Summary: James dealt with partiality and prejudice in the early church, revealing such attitudes were sinful. The divide in our nation continues to grow, and we must check our attitudes with Scripture. Prejudice will not exist with genuine love.

Overcoming Prejudice with Love

James 2: 1-10

There can be little doubt that our nation is facing the greatest division we have witnessed in decades. The level of turmoil we face today has not been experienced since the 1960’s. While the racial divide seems to be growing at an alarming rate, the level of intolerance for anyone who holds a different viewpoint than our own is unprecedented. While such behavior is often taken to extremes from those on the far-leaning fringes of particular movements, it is also being modeled for us by those in places of prominent leadership. I have never witnessed the level of division we currently see from those on Capitol Hill. There is clearly a committed refusal to reach across party lines and work together for the good of the nation. Within our cities and towns, certain groups take sides against others, screaming at each other, spewing hatred and division. I am genuinely concerned for the well-being of our nation if this trend continues its current path.

Prejudice and hatred are not new in world history. It was prominent in Jesus’ day and it continues in our day as well. Not too long ago, millions of Jews were mercilessly killed at the hands of the Nazi’s who hated them simply because of their religious affiliation. In the darker days of our nation, Africans were brought to America and sold into slavery. Unfortunately many viewed them as nothing more than a piece of property, not even viewed as the human beings they were. We cannot deny the racial prejudice that remains in America, not only for African-Americans, but those of any other nationality apart from European descent – Hispanics, Asians, Arabs, etc. Racial slurs are much too common in our modern society.

While all of this hatred and prejudice may be common place in modern America, it is certainly not pleasing unto the Lord. As He came to earth as the atoning sacrifice for sin, there were no racial exemptions regarding salvation. He did not come to save only affluent, white people. In fact, Jesus was not Caucasian. He was a Jew. He possessed love for all humanity, regardless of their race or ethnicity. He went out of His way to minister to a Samaritan woman at the well in John 4, viewed as a half-breed dog by the average Jew. Peter was sent to the home of Cornelius, a Gentile of rank within the Roman army. Philip was called to leave a revival in Samaria in order to share the Gospel with an Ethiopian eunuch in the middle of the desert. Such hatred and prejudice is contrary to the teaching of Scripture and the advancement of the Kingdom. I want to examine the lessons revealed in our text regarding prejudice as we consider: Overcoming Prejudice with Love.

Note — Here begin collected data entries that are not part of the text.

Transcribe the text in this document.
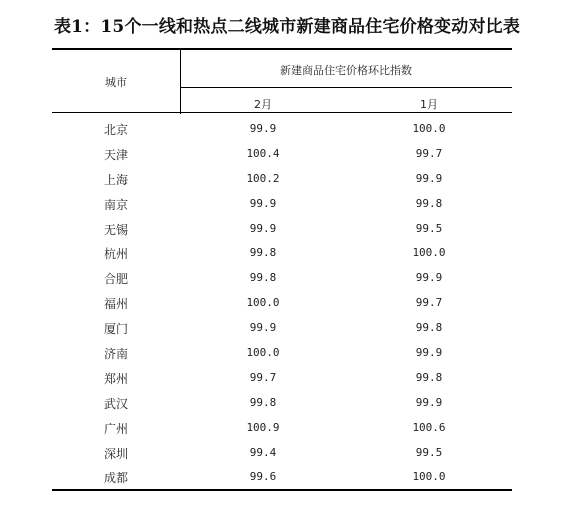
表1：15个一线和热点二线城市新建商品住宅价格变动对比表
城市
新建商品住宅价格环比指数
2月	1月
北京	99.9	100.0
天津	100.4	99.7
上海	100.2	99.9
南京	99.9	99.8
无锡	99.9	99.5
杭州	99.8	100.0
合肥	99.8	99.9
福州	100.0	99.7
厦门	99.9	99.8
济南	100.0	99.9
郑州	99.7	99.8
武汉	99.8	99.9
广州	100.9	100.6
深圳	99.4	99.5
成都	99.6	100.0
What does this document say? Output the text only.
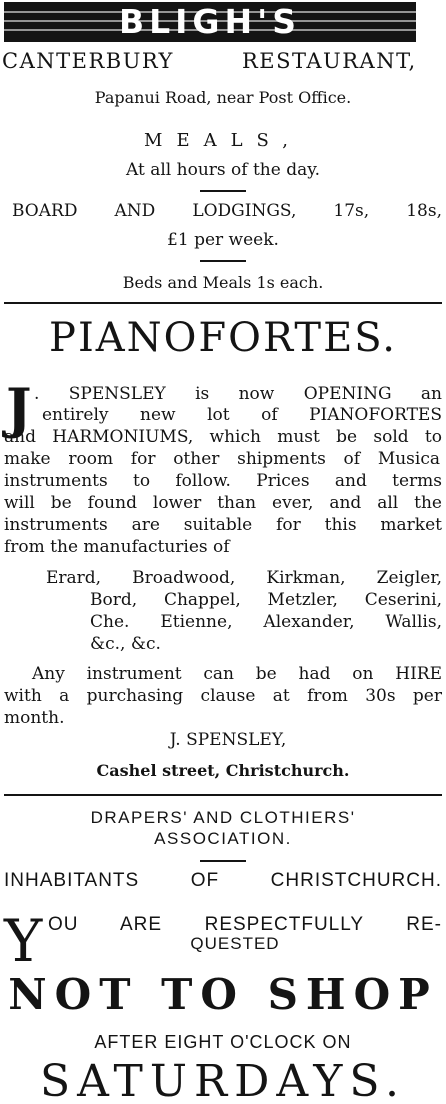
BLIGH'S
CANTERBURY	RESTAURANT,
Papanui Road, near Post Office.
MEALS,
At all hours of the day.
BOARD AND LODGINGS, 17s, 18s,
£1 per week.
Beds and Meals 1s each.
PIANOFORTES.
J . SPENSLEY is now OPENING an
entirely new lot of PIANOFORTES
and HARMONIUMS, which must be sold to
make room for other shipments of Musica
instruments to follow. Prices and terms
will be found lower than ever, and all the
instruments are suitable for this market
from the manufacturies of
Erard, Broadwood, Kirkman, Zeigler,
Bord, Chappel, Metzler, Ceserini,
Che. Etienne, Alexander, Wallis,
&c., &c.
Any instrument can be had on HIRE
with a purchasing clause at from 30s per
month.
J. SPENSLEY,
Cashel street, Christchurch.
DRAPERS' AND CLOTHIERS'
ASSOCIATION.
INHABITANTS OF CHRISTCHURCH.
Y OU ARE RESPECTFULLY RE-
QUESTED
NOT TO SHOP
AFTER EIGHT O'CLOCK ON
SATURDAYS.
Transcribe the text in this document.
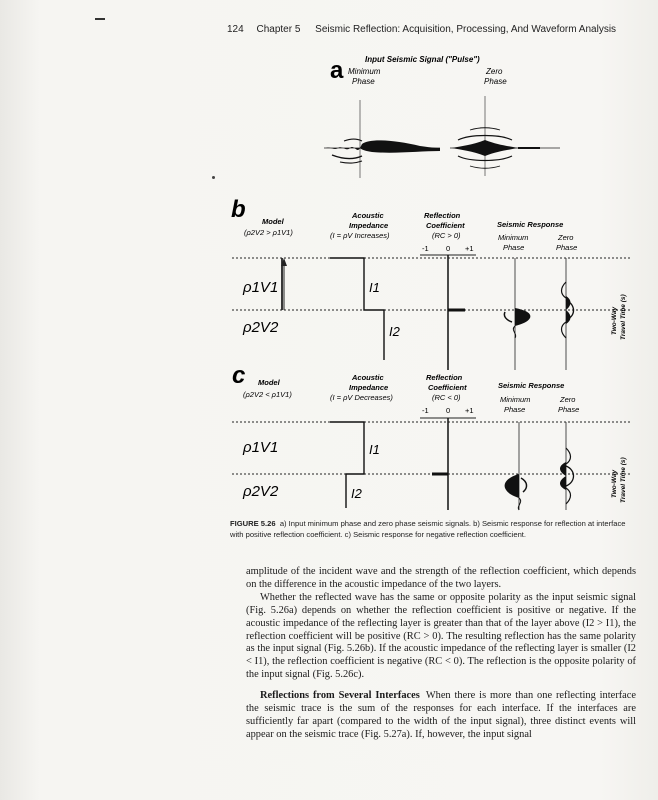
124 Chapter 5 Seismic Reflection: Acquisition, Processing, And Waveform Analysis
a	Input Seismic Signal ("Pulse")
Minimum
Phase
Zero
Phase
b Model
(ρ2V2 > ρ1V1)
Acoustic
Impedance
(I = ρV Increases)
Reflection
Coefficient
(RC > 0)
-1 0 +1
Seismic Response
Minimum
Phase
Zero
Phase
ρ1V1
ρ2V2
I1
I2	Two-Way Travel Time (s)
c Model
(ρ2V2 < ρ1V1)
Acoustic
Impedance
(I = ρV Decreases)
Reflection
Coefficient
(RC < 0)
-1 0 +1
Seismic Response
Minimum
Phase
Zero
Phase
ρ1V1
ρ2V2
I1
I2	Two-Way Travel Time (s)
FIGURE 5.26 a) Input minimum phase and zero phase seismic signals. b) Seismic response for reflection at interface with positive reflection coefficient. c) Seismic response for negative reflection coefficient.

amplitude of the incident wave and the strength of the reflection coefficient, which depends on the difference in the acoustic impedance of the two layers.

Whether the reflected wave has the same or opposite polarity as the input seismic signal (Fig. 5.26a) depends on whether the reflection coefficient is positive or negative. If the acoustic impedance of the reflecting layer is greater than that of the layer above (I2 > I1), the reflection coefficient will be positive (RC > 0). The resulting reflection has the same polarity as the input signal (Fig. 5.26b). If the acoustic impedance of the reflecting layer is smaller (I2 < I1), the reflection coefficient is negative (RC < 0). The reflection is the opposite polarity of the input signal (Fig. 5.26c).

Reflections from Several Interfaces When there is more than one reflecting interface the seismic trace is the sum of the responses for each interface. If the interfaces are sufficiently far apart (compared to the width of the input signal), three distinct events will appear on the seismic trace (Fig. 5.27a). If, however, the input signal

I. The Practice of Prejudice (1-4) – In these verses James addressed the existence of prejudice within the church. Consider:

A. The Admonition (1) – My brethren, have not the faith of our Lord Jesus Christ, the Lord of glory, with respect of persons. James rebuked the church for portraying faith in the Lord while possessing partiality and prejudice at the same time. They were not to honor or favor one particular group above another. They could not have an effective witness for Christ and be prejudice at the same time. Such prejudice would hinder their witness and tarnish the faith.

This simple truth has not changed and it never will. Like the early church, we cannot please the Lord and provide an effective witness for the faith if we harbor prejudice in our hearts. Our efforts to reach the unsaved and minister to a hurting world cannot be dictated by prejudice.

B. The Consideration (2-3) – For if there come unto your assembly a man with a gold ring, in goodly apparel, and there come in also a poor man in vile raiment; [3] And ye have respect to him that weareth the gay clothing, and say unto him, Sit thou here in a good place; and say to the poor, Stand thou there, or sit here under my footstool. James offered an example of prejudice and partiality that was taking place within the church. Those perceived as rich and prosperous were treated with respect and welcomed into the services, while those who were less fortunate may have been allowed in, but were expected to stand or sit in a particular place reserved for the poor. Such partiality was based upon preconceived notions and the outward appearance of men.

Unfortunately this practice remains, even among the church. People are often judged based on the color of their skin, their ethnicity, or simply by their appearance. If they look like us, meeting our expectations, they are welcomed with open arms. If they are deemed somehow inferior, they may be allowed in, but they are kept at arms-length.